Poche iniziative comuni (segnalo però quella della Fivi il 13 e 1l 14 maggio prossimi al Salone delle Fontane dell’Eur, a Roma), quasi assente una vera strategia di comunicazione efficace, del tutto sconosciuto il marketing specifico, da molti considerato come un’insopportabile caduta di carattere commerciale, e non il modo per affrontare i mercati con cognizione di causa. Il risultato è che si procede in ordine sparso, quasi casualmente, per tentativi, senza quasi mai preparare la partecipazione alle fiere con appuntamenti fissati in precedenza, selezionare quelle a eventi considerando l’efficacia e il ritorno che si ha, evitare di farsi prendere per i fondelli dalle varie sirene della comunicazione che promettono chissà cosa e poi servono a poco o nulla. Di fronte ci sono alcune falangi agguerritissime, quelle francesi e spagnole, poi quelle cilene e argentine, che si presentano organizzatissime, producono materiali cartacei e audiovisivi in quantità, organizzano manifestazioni promozionali ben mirate, con il costante aiuto dei responsabili dei loro governi che operano in modo coordinato con loro. Non sarebbe difficile fare lo stesso.

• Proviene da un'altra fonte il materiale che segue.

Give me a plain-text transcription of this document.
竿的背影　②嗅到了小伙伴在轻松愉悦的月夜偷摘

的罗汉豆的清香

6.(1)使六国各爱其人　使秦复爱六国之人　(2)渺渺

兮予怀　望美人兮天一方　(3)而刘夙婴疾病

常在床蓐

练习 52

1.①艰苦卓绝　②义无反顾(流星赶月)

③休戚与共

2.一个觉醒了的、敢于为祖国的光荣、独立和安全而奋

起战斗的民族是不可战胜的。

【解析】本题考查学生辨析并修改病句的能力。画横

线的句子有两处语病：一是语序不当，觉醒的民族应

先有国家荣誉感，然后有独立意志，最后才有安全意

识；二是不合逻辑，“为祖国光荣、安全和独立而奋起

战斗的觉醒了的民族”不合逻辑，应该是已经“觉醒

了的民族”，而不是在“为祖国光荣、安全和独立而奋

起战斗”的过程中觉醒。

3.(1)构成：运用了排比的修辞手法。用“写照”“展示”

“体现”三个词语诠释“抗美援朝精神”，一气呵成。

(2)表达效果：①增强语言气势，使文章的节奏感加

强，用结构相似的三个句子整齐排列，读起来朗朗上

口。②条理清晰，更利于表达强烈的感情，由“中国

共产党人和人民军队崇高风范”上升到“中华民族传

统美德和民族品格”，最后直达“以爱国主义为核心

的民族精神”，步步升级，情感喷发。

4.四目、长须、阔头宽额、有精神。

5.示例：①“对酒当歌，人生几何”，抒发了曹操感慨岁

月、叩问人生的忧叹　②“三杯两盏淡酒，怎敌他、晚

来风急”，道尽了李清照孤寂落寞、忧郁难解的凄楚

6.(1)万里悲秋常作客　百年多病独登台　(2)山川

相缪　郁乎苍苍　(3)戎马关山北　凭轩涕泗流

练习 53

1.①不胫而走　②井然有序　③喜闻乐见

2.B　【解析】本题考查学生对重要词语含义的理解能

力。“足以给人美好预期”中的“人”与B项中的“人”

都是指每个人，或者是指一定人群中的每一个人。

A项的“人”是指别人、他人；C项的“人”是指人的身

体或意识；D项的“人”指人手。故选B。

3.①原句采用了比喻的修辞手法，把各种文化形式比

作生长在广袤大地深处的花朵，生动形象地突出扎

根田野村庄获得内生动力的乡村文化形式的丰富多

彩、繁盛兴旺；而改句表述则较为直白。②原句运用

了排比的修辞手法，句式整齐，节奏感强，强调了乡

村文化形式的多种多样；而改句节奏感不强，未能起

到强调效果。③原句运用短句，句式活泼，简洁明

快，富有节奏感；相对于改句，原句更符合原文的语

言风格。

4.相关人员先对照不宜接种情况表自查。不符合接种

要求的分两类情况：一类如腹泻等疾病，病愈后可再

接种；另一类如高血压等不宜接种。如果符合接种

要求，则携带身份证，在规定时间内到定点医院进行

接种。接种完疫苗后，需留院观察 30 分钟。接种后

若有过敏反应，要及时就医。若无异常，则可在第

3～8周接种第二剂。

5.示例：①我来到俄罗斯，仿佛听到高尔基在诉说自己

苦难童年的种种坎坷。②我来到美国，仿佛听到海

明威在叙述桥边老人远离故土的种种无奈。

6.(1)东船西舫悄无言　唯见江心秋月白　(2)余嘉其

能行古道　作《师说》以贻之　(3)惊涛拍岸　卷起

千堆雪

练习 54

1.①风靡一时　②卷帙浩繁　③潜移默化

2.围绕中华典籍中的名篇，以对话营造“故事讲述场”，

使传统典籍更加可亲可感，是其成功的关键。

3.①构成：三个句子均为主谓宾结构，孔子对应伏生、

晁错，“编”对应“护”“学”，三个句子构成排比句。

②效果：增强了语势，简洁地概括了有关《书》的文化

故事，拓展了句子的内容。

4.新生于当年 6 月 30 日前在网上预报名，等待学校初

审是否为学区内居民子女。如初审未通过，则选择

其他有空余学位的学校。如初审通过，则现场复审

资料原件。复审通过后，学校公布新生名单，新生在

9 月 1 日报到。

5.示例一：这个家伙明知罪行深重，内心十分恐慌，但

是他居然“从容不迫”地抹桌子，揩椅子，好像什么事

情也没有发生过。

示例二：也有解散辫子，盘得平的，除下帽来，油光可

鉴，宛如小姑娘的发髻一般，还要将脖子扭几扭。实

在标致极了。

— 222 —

Se, ad esempio, si usassero in maniera opportuna e per tempo i fondi Ocm europei, senza che il nostro Ministero li blocchi e li sblocchi determinando ritardi gravi nella loro assegnazione. Si organizzassero partecipazioni coordinate alle fiere internazionali, in modo da riconoscere gli stand italiani, come accade per quelli francesi e spagnoli, dove le bandiere nazionali sono ovunque, mentre da noi, al massimo, ci sono i simboli dei consorzi. Insomma, bisogna cambiare la mentalità, fare squadra sul serio, convincere il potere pubblico a essere più vicino e collaborativo, creare tavoli di concertazione tra quest’ultimo e gli organismi rappresentativi, per cercare di determinare una strategia per il futuro del vino italiano. L’export, per il momento, è in stallo e se ancora non si scorgono dei “meno” sulle percentuali, ciòè dovuto quasi esclusivamente al successo travolgente del Prosecco, soprattutto in UK e in Usa. Per tutto il resto o ci diamo una svegliata o i discorsi trionfalistici che si ascoltavano solo un anno fa diventeranno soltanto vuote dichiarazioni della peggiore politica, quella che non conosce i problemi e non ha idea di come affrontarli. In ordine sparso non si andrà più da nessuna parte.